Mon oncle ne me promet rien, mais, en me reconduisant jusqu'à la porte, il me donne quelque chose... Un conseil, un dernier conseil.

—Quand tu auras des galons, mon ami... Souviens-toi bien de ce que je vais te dire, grave-le dans ta mémoire.

—Oui, mon oncle.

—Quand tu auras des galons,—sois sévère, mais juste.

Il ferme la porte.

Je descends l'escalier furieux. Furieux surtout contre moi. Quoi! j'étais décidé, en entrant dans cette maison, à ne pas me laisser débiter trois mots de cette sempiternelle théorie de la vertu et des moeurs qui me dégoûte et m'assomme! J'étais résolu à interrompre brutalement la coulée de cette avalanche moralisatrice qui vous engloutit sous ses phrases glacées! J'étais déterminé à rompre avec éclat, avec insolence même—une insolence qui aurait été de la franchise—plutôt que de permettre à mon oncle de me tenir encore une fois ce langage qui n'est pas son langage à lui seul, mais qui est celui de tous les gens qui pensent comme lui, qui voient comme lui, qui pensent faux et qui voient faux—des gens que je méprise déjà et que, je le sens bien, je finirai par haïr. Et je n'ai pas trouvé une phrase pour lui répondre, pas un mot pour l'arrêter! Est-ce que j'ai manqué de courage? Est-ce que, encore cette fois-ci, j'ai capitulé devant sa morale bête? Est-ce que je suis un imbécile? Non. La vérité, c'est que je ne savais quoi lui répondre. Je ne savais pas. Je ne suis pas un imbécile, je suis un ignorant. Je sentais qu'il y avait bien des répliques à lui faire cependant, bien des objections à lui opposer, mais je ne trouvais rien, rien.

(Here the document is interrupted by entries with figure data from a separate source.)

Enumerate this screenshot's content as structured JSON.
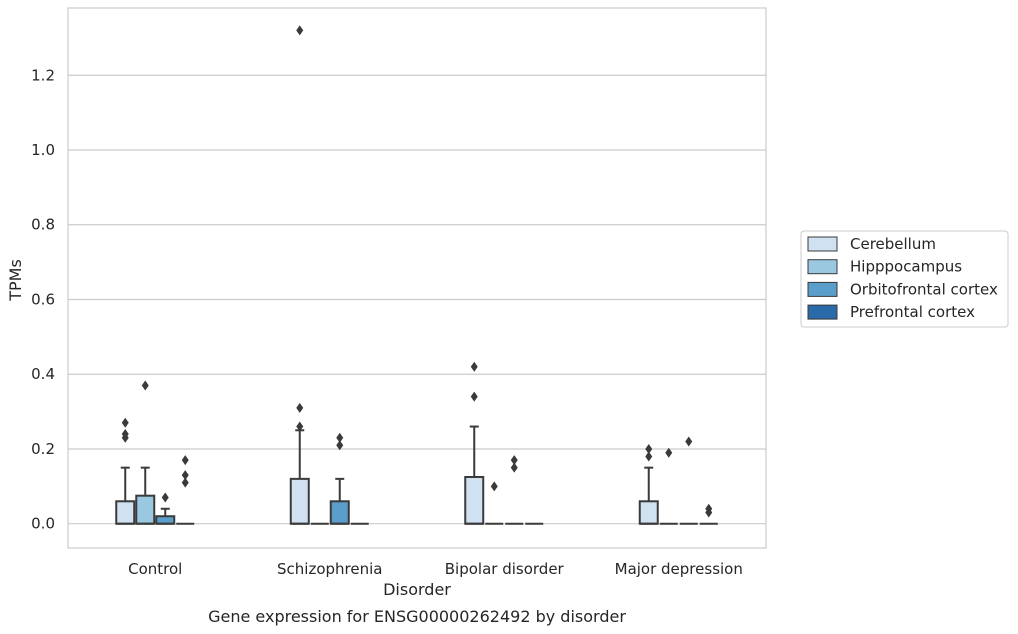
{
  "chart_data": {
    "type": "boxplot",
    "title": "Gene expression for ENSG00000262492 by disorder",
    "xlabel": "Disorder",
    "ylabel": "TPMs",
    "ylim": [
      -0.065,
      1.38
    ],
    "yticks": [
      "0.0",
      "0.2",
      "0.4",
      "0.6",
      "0.8",
      "1.0",
      "1.2"
    ],
    "grid": "horizontal",
    "legend_position": "right",
    "categories": [
      "Control",
      "Schizophrenia",
      "Bipolar disorder",
      "Major depression"
    ],
    "series": [
      {
        "name": "Cerebellum",
        "color": "#d0e1f2",
        "boxes": [
          {
            "q1": 0,
            "median": 0,
            "q3": 0.06,
            "whisker_low": 0,
            "whisker_high": 0.15,
            "outliers": [
              0.23,
              0.24,
              0.27
            ]
          },
          {
            "q1": 0,
            "median": 0,
            "q3": 0.12,
            "whisker_low": 0,
            "whisker_high": 0.25,
            "outliers": [
              0.26,
              0.31,
              1.32
            ]
          },
          {
            "q1": 0,
            "median": 0,
            "q3": 0.125,
            "whisker_low": 0,
            "whisker_high": 0.26,
            "outliers": [
              0.34,
              0.42
            ]
          },
          {
            "q1": 0,
            "median": 0,
            "q3": 0.06,
            "whisker_low": 0,
            "whisker_high": 0.15,
            "outliers": [
              0.18,
              0.2
            ]
          }
        ]
      },
      {
        "name": "Hipppocampus",
        "color": "#9ac8e0",
        "boxes": [
          {
            "q1": 0,
            "median": 0,
            "q3": 0.075,
            "whisker_low": 0,
            "whisker_high": 0.15,
            "outliers": [
              0.37
            ]
          },
          {
            "q1": 0,
            "median": 0,
            "q3": 0,
            "whisker_low": 0,
            "whisker_high": 0,
            "outliers": []
          },
          {
            "q1": 0,
            "median": 0,
            "q3": 0,
            "whisker_low": 0,
            "whisker_high": 0,
            "outliers": [
              0.1
            ]
          },
          {
            "q1": 0,
            "median": 0,
            "q3": 0,
            "whisker_low": 0,
            "whisker_high": 0,
            "outliers": [
              0.19
            ]
          }
        ]
      },
      {
        "name": "Orbitofrontal cortex",
        "color": "#5a9fcb",
        "boxes": [
          {
            "q1": 0,
            "median": 0,
            "q3": 0.02,
            "whisker_low": 0,
            "whisker_high": 0.04,
            "outliers": [
              0.07
            ]
          },
          {
            "q1": 0,
            "median": 0,
            "q3": 0.06,
            "whisker_low": 0,
            "whisker_high": 0.12,
            "outliers": [
              0.21,
              0.23
            ]
          },
          {
            "q1": 0,
            "median": 0,
            "q3": 0,
            "whisker_low": 0,
            "whisker_high": 0,
            "outliers": [
              0.15,
              0.17
            ]
          },
          {
            "q1": 0,
            "median": 0,
            "q3": 0,
            "whisker_low": 0,
            "whisker_high": 0,
            "outliers": [
              0.22
            ]
          }
        ]
      },
      {
        "name": "Prefrontal cortex",
        "color": "#2a6aa8",
        "boxes": [
          {
            "q1": 0,
            "median": 0,
            "q3": 0,
            "whisker_low": 0,
            "whisker_high": 0,
            "outliers": [
              0.11,
              0.13,
              0.17
            ]
          },
          {
            "q1": 0,
            "median": 0,
            "q3": 0,
            "whisker_low": 0,
            "whisker_high": 0,
            "outliers": []
          },
          {
            "q1": 0,
            "median": 0,
            "q3": 0,
            "whisker_low": 0,
            "whisker_high": 0,
            "outliers": []
          },
          {
            "q1": 0,
            "median": 0,
            "q3": 0,
            "whisker_low": 0,
            "whisker_high": 0,
            "outliers": [
              0.03,
              0.04
            ]
          }
        ]
      }
    ]
  }
}
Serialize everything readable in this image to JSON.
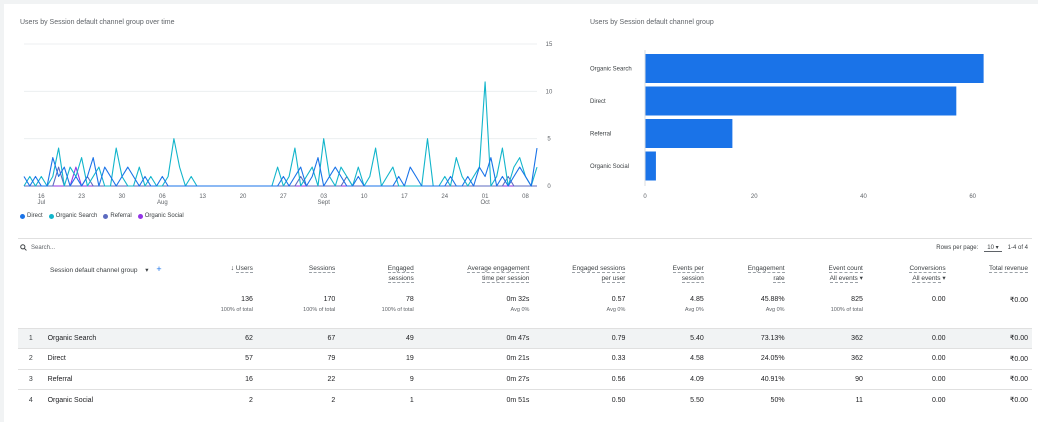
{
  "line_chart": {
    "title": "Users by Session default channel group over time",
    "y_ticks": [
      "15",
      "10",
      "5",
      "0"
    ],
    "x_ticks": [
      {
        "day": "16",
        "month": "Jul"
      },
      {
        "day": "23",
        "month": ""
      },
      {
        "day": "30",
        "month": ""
      },
      {
        "day": "06",
        "month": "Aug"
      },
      {
        "day": "13",
        "month": ""
      },
      {
        "day": "20",
        "month": ""
      },
      {
        "day": "27",
        "month": ""
      },
      {
        "day": "03",
        "month": "Sept"
      },
      {
        "day": "10",
        "month": ""
      },
      {
        "day": "17",
        "month": ""
      },
      {
        "day": "24",
        "month": ""
      },
      {
        "day": "01",
        "month": "Oct"
      },
      {
        "day": "08",
        "month": ""
      }
    ],
    "legend": [
      {
        "name": "Direct",
        "color": "#1a73e8"
      },
      {
        "name": "Organic Search",
        "color": "#12b5cb"
      },
      {
        "name": "Referral",
        "color": "#5c6bc0"
      },
      {
        "name": "Organic Social",
        "color": "#9334e6"
      }
    ]
  },
  "chart_data": [
    {
      "type": "line",
      "title": "Users by Session default channel group over time",
      "ylim": [
        0,
        15
      ],
      "x_start": "Jul 13",
      "series": [
        {
          "name": "Direct",
          "color": "#1a73e8",
          "values": [
            1,
            0,
            1,
            0,
            0,
            3,
            1,
            2,
            0,
            1,
            0,
            1,
            3,
            0,
            2,
            1,
            0,
            1,
            2,
            1,
            0,
            1,
            0,
            0,
            1,
            0,
            0,
            0,
            0,
            0,
            0,
            0,
            0,
            0,
            0,
            0,
            0,
            0,
            0,
            0,
            0,
            0,
            0,
            0,
            0,
            1,
            0,
            1,
            2,
            0,
            1,
            3,
            0,
            1,
            2,
            1,
            0,
            0,
            1,
            0,
            0,
            0,
            0,
            0,
            0,
            1,
            0,
            2,
            1,
            0,
            0,
            0,
            0,
            0,
            1,
            0,
            0,
            1,
            0,
            2,
            1,
            3,
            0,
            1,
            0,
            1,
            2,
            1,
            0,
            4
          ]
        },
        {
          "name": "Organic Search",
          "color": "#12b5cb",
          "values": [
            0,
            1,
            0,
            1,
            0,
            1,
            4,
            0,
            2,
            1,
            3,
            0,
            1,
            2,
            0,
            0,
            4,
            1,
            0,
            0,
            2,
            0,
            1,
            0,
            0,
            1,
            5,
            2,
            0,
            1,
            0,
            0,
            0,
            0,
            0,
            0,
            0,
            0,
            0,
            0,
            0,
            0,
            0,
            0,
            2,
            0,
            1,
            4,
            0,
            1,
            2,
            0,
            5,
            1,
            0,
            2,
            1,
            0,
            2,
            0,
            1,
            4,
            0,
            1,
            2,
            0,
            0,
            0,
            0,
            0,
            5,
            0,
            0,
            1,
            0,
            3,
            1,
            0,
            1,
            2,
            11,
            0,
            1,
            4,
            0,
            2,
            3,
            1,
            0,
            2
          ]
        },
        {
          "name": "Referral",
          "color": "#5c6bc0",
          "values": [
            0,
            0,
            0,
            0,
            0,
            0,
            2,
            0,
            0,
            0,
            0,
            1,
            0,
            0,
            0,
            0,
            0,
            0,
            0,
            0,
            0,
            0,
            0,
            0,
            0,
            0,
            0,
            0,
            0,
            0,
            0,
            0,
            0,
            0,
            0,
            0,
            0,
            0,
            0,
            0,
            0,
            0,
            0,
            0,
            0,
            0,
            0,
            0,
            1,
            0,
            0,
            0,
            0,
            0,
            0,
            0,
            1,
            0,
            0,
            0,
            0,
            0,
            0,
            0,
            0,
            0,
            0,
            0,
            0,
            0,
            0,
            0,
            0,
            0,
            0,
            0,
            0,
            0,
            0,
            0,
            0,
            0,
            0,
            0,
            1,
            0,
            0,
            0,
            0,
            0
          ]
        },
        {
          "name": "Organic Social",
          "color": "#9334e6",
          "values": [
            0,
            0,
            0,
            0,
            0,
            0,
            0,
            0,
            0,
            2,
            0,
            0,
            0,
            0,
            0,
            0,
            0,
            0,
            0,
            0,
            0,
            0,
            0,
            0,
            0,
            0,
            0,
            0,
            0,
            0,
            0,
            0,
            0,
            0,
            0,
            0,
            0,
            0,
            0,
            0,
            0,
            0,
            0,
            0,
            0,
            0,
            0,
            0,
            0,
            0,
            0,
            0,
            0,
            0,
            0,
            0,
            0,
            0,
            0,
            0,
            0,
            0,
            0,
            0,
            0,
            0,
            0,
            0,
            0,
            0,
            0,
            0,
            0,
            0,
            0,
            0,
            0,
            0,
            0,
            0,
            0,
            0,
            0,
            0,
            0,
            0,
            0,
            0,
            0,
            0
          ]
        }
      ]
    },
    {
      "type": "bar",
      "title": "Users by Session default channel group",
      "categories": [
        "Organic Search",
        "Direct",
        "Referral",
        "Organic Social"
      ],
      "values": [
        62,
        57,
        16,
        2
      ],
      "xlim": [
        0,
        65
      ],
      "x_ticks": [
        "0",
        "20",
        "40",
        "60"
      ],
      "color": "#1a73e8"
    }
  ],
  "bar_chart": {
    "title": "Users by Session default channel group"
  },
  "toolbar": {
    "search_placeholder": "Search...",
    "rows_per_page_label": "Rows per page:",
    "rows_per_page_value": "10",
    "page_range": "1-4 of 4"
  },
  "table": {
    "dimension_header": "Session default channel group",
    "columns": [
      {
        "line1": "Users",
        "line2": "",
        "sorted": true
      },
      {
        "line1": "Sessions",
        "line2": ""
      },
      {
        "line1": "Engaged",
        "line2": "sessions"
      },
      {
        "line1": "Average engagement",
        "line2": "time per session"
      },
      {
        "line1": "Engaged sessions",
        "line2": "per user"
      },
      {
        "line1": "Events per",
        "line2": "session"
      },
      {
        "line1": "Engagement",
        "line2": "rate"
      },
      {
        "line1": "Event count",
        "line2": "All events"
      },
      {
        "line1": "Conversions",
        "line2": "All events"
      },
      {
        "line1": "Total revenue",
        "line2": ""
      }
    ],
    "totals": [
      {
        "value": "136",
        "sub": "100% of total"
      },
      {
        "value": "170",
        "sub": "100% of total"
      },
      {
        "value": "78",
        "sub": "100% of total"
      },
      {
        "value": "0m 32s",
        "sub": "Avg 0%"
      },
      {
        "value": "0.57",
        "sub": "Avg 0%"
      },
      {
        "value": "4.85",
        "sub": "Avg 0%"
      },
      {
        "value": "45.88%",
        "sub": "Avg 0%"
      },
      {
        "value": "825",
        "sub": "100% of total"
      },
      {
        "value": "0.00",
        "sub": ""
      },
      {
        "value": "₹0.00",
        "sub": ""
      }
    ],
    "rows": [
      {
        "idx": "1",
        "name": "Organic Search",
        "cells": [
          "62",
          "67",
          "49",
          "0m 47s",
          "0.79",
          "5.40",
          "73.13%",
          "362",
          "0.00",
          "₹0.00"
        ]
      },
      {
        "idx": "2",
        "name": "Direct",
        "cells": [
          "57",
          "79",
          "19",
          "0m 21s",
          "0.33",
          "4.58",
          "24.05%",
          "362",
          "0.00",
          "₹0.00"
        ]
      },
      {
        "idx": "3",
        "name": "Referral",
        "cells": [
          "16",
          "22",
          "9",
          "0m 27s",
          "0.56",
          "4.09",
          "40.91%",
          "90",
          "0.00",
          "₹0.00"
        ]
      },
      {
        "idx": "4",
        "name": "Organic Social",
        "cells": [
          "2",
          "2",
          "1",
          "0m 51s",
          "0.50",
          "5.50",
          "50%",
          "11",
          "0.00",
          "₹0.00"
        ]
      }
    ]
  }
}
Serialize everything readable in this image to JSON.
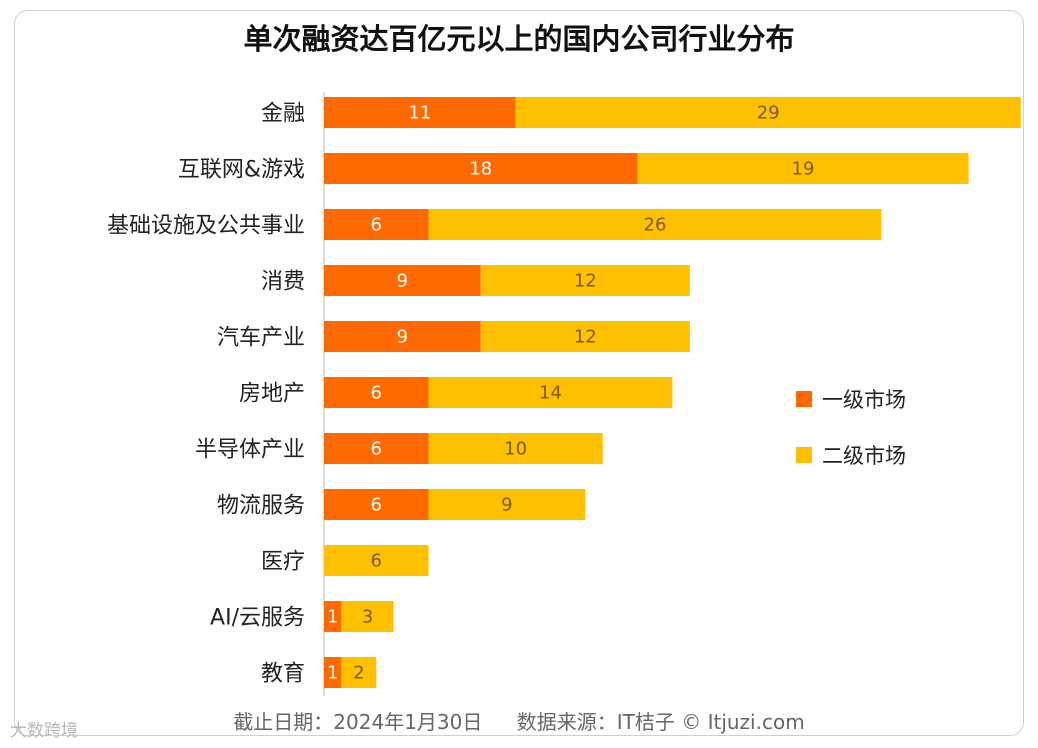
{
  "chart_data": {
    "type": "bar",
    "orientation": "horizontal",
    "stacked": true,
    "title": "单次融资达百亿元以上的国内公司行业分布",
    "categories": [
      "金融",
      "互联网&游戏",
      "基础设施及公共事业",
      "消费",
      "汽车产业",
      "房地产",
      "半导体产业",
      "物流服务",
      "医疗",
      "AI/云服务",
      "教育"
    ],
    "series": [
      {
        "name": "一级市场",
        "color": "#FF6A00",
        "values": [
          11,
          18,
          6,
          9,
          9,
          6,
          6,
          6,
          0,
          1,
          1
        ]
      },
      {
        "name": "二级市场",
        "color": "#FFC000",
        "values": [
          29,
          19,
          26,
          12,
          12,
          14,
          10,
          9,
          6,
          3,
          2
        ]
      }
    ],
    "xlim": [
      0,
      40
    ],
    "legend": "right",
    "grid": false
  },
  "footer": {
    "date": "截止日期：2024年1月30日",
    "source": "数据来源：IT桔子 © Itjuzi.com"
  },
  "watermark": "大数跨境"
}
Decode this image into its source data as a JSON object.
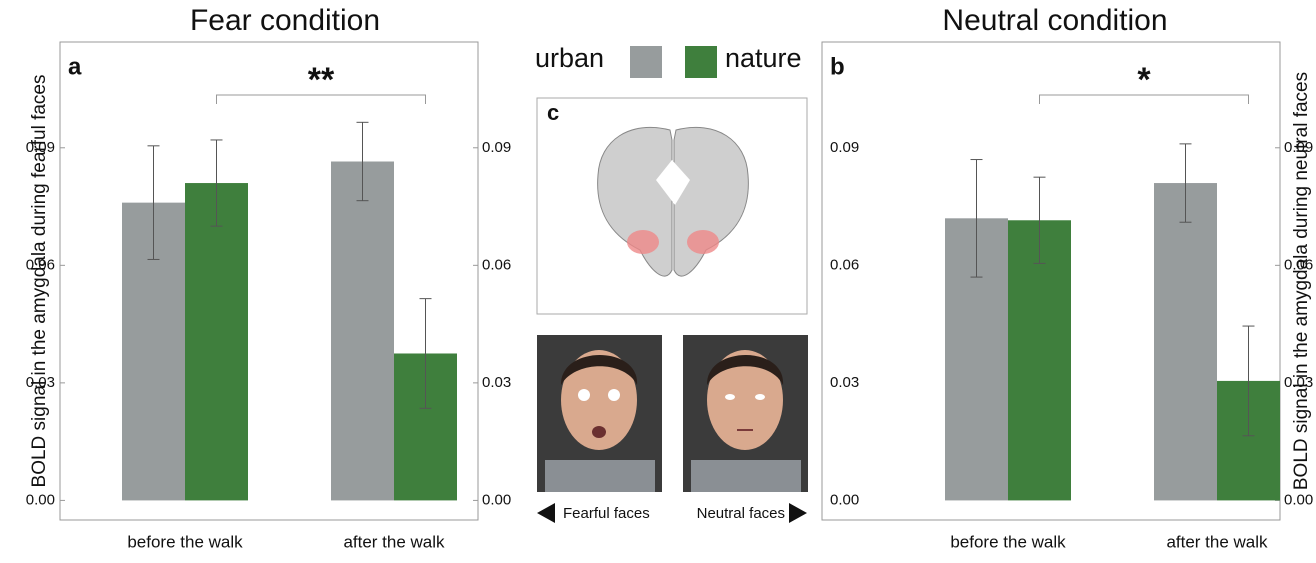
{
  "chart_data": [
    {
      "type": "bar",
      "title": "Fear condition",
      "panel": "a",
      "y_label": "BOLD signal in the amygdala during fearful faces",
      "categories": [
        "before the walk",
        "after the walk"
      ],
      "series": [
        {
          "name": "urban",
          "color": "#979c9d",
          "values": [
            0.076,
            0.0865
          ],
          "errors": [
            0.0145,
            0.01
          ]
        },
        {
          "name": "nature",
          "color": "#3f7f3d",
          "values": [
            0.081,
            0.0375
          ],
          "errors": [
            0.011,
            0.014
          ]
        }
      ],
      "annotation": "**",
      "ylim": [
        -0.005,
        0.117
      ],
      "yticks": [
        {
          "value": 0,
          "label": "0.00"
        },
        0.03,
        0.06,
        0.09
      ]
    },
    {
      "type": "bar",
      "title": "Neutral condition",
      "panel": "b",
      "y_label": "BOLD signal in the amygdala during neutral faces",
      "categories": [
        "before the walk",
        "after the walk"
      ],
      "series": [
        {
          "color": "#979c9d",
          "values": [
            0.072,
            0.081
          ],
          "errors": [
            0.015,
            0.01
          ]
        },
        {
          "color": "#3f7f3d",
          "values": [
            0.0715,
            0.0305
          ],
          "errors": [
            0.011,
            0.014
          ]
        }
      ],
      "annotation": "*",
      "ylim": [
        -0.005,
        0.117
      ],
      "yticks": [
        {
          "value": 0,
          "label": "0.00"
        },
        0.03,
        0.06,
        0.09
      ]
    }
  ],
  "panel_c": {
    "label": "c",
    "images": [
      "Fearful faces",
      "Neutral faces"
    ]
  }
}
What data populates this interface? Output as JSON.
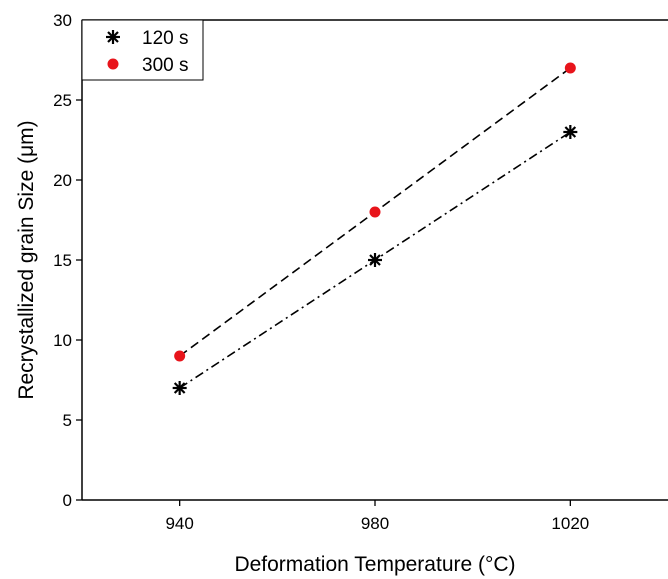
{
  "chart_data": {
    "type": "scatter",
    "title": "",
    "xlabel": "Deformation Temperature (°C)",
    "ylabel": "Recrystallized grain Size (μm)",
    "xlim": [
      920,
      1040
    ],
    "ylim": [
      0,
      30
    ],
    "x_ticks": [
      940,
      980,
      1020
    ],
    "y_ticks": [
      0,
      5,
      10,
      15,
      20,
      25,
      30
    ],
    "grid": false,
    "legend_position": "top-left",
    "series": [
      {
        "name": "120 s",
        "x": [
          940,
          980,
          1020
        ],
        "y": [
          7,
          15,
          23
        ],
        "marker": "asterisk",
        "color": "#000000",
        "fit_line": "dash-dot"
      },
      {
        "name": "300 s",
        "x": [
          940,
          980,
          1020
        ],
        "y": [
          9,
          18,
          27
        ],
        "marker": "circle",
        "color": "#e8141b",
        "fit_line": "dashed"
      }
    ]
  }
}
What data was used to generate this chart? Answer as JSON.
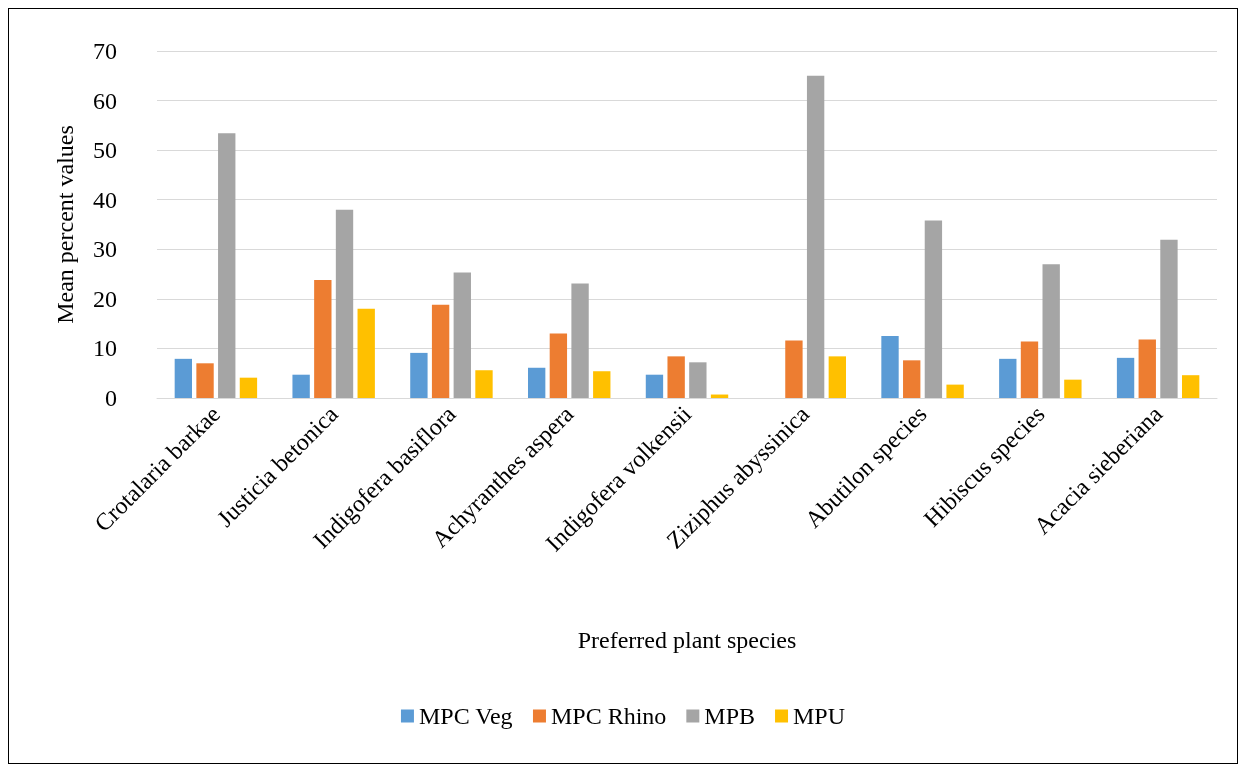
{
  "chart_data": {
    "type": "bar",
    "xlabel": "Preferred plant species",
    "ylabel": "Mean percent values",
    "categories": [
      "Crotalaria barkae",
      "Justicia betonica",
      "Indigofera basiflora",
      "Achyranthes aspera",
      "Indigofera volkensii",
      "Ziziphus abyssinica",
      "Abutilon species",
      "Hibiscus species",
      "Acacia sieberiana"
    ],
    "series": [
      {
        "name": "MPC Veg",
        "color": "#5b9bd5",
        "values": [
          7.9,
          4.7,
          9.1,
          6.1,
          4.7,
          0,
          12.5,
          7.9,
          8.1
        ]
      },
      {
        "name": "MPC Rhino",
        "color": "#ed7d31",
        "values": [
          7.0,
          23.8,
          18.8,
          13.0,
          8.4,
          11.6,
          7.6,
          11.4,
          11.8
        ]
      },
      {
        "name": "MPB",
        "color": "#a5a5a5",
        "values": [
          53.4,
          38.0,
          25.3,
          23.1,
          7.2,
          65.0,
          35.8,
          27.0,
          31.9
        ]
      },
      {
        "name": "MPU",
        "color": "#ffc000",
        "values": [
          4.1,
          18.0,
          5.6,
          5.4,
          0.7,
          8.4,
          2.7,
          3.7,
          4.6
        ]
      }
    ],
    "ylim": [
      0,
      70
    ],
    "yticks": [
      0,
      10,
      20,
      30,
      40,
      50,
      60,
      70
    ],
    "grid": "y",
    "legend": "bottom"
  }
}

Rien, à part peut-être des railleries sur la forme grotesque de leurs théories, sur la sottise dans laquelle ils délayent leurs pauvres vieilles idées, arlequins centenaires cuits toujours à la même sauce; rien à part des moqueries sur la figure extérieure, gothique et maniérée, de leurs préceptes faux qu'ils étalent dogmatiquement. Et, si j'avais ri de la couche de ridicule dont ils badigeonnent leur férocité égoïste, si j'avais raillé la forme absurde qui s'enroule autour de leur vanité venimeuse comme les capsules molles et sans saveur autour de l'amertume des médicaments, ils m'auraient traité—pour de bon—de mauvais plaisant, de sans-coeur, de farceur qui ne respecte rien, qui n'a pas de considération pour les choses sérieuses.

Ils auraient eu raison. Ce qu'il faut, ce ne sont pas les coups d'épingle de la moquerie, les coups de canif de la blague, dans ce voile de bêtise qu'ils ont tendu—peut-être exprès—devant leur méchanceté doucereuse. C'est le coup de couteau brutal qui crèverait la cotte de mailles faite de tous les lieux communs et de toutes les banalités cousus pièce à pièce dont ils couvrent leur morale étroite et hypocrite, et qui la mettrait à nu.

Ce coup de couteau-là, je ne peux pas le donner—pas encore.

Quand je fais des réflexions, je mets les mains dans mes poches. C'est, chez moi, une habitude prise. Je ne peux pas réfléchir les mains ballantes; il n'y a pas à s'y tromper, quand j'ai les mains ballantes, je ne réfléchis pas. Je vis alors une vie sans pensée, la vie d'un être inconscient, la vie du fakir qui contemple son nombril, la vie du chien errant qui trôle dans les rues en compissant les devantures.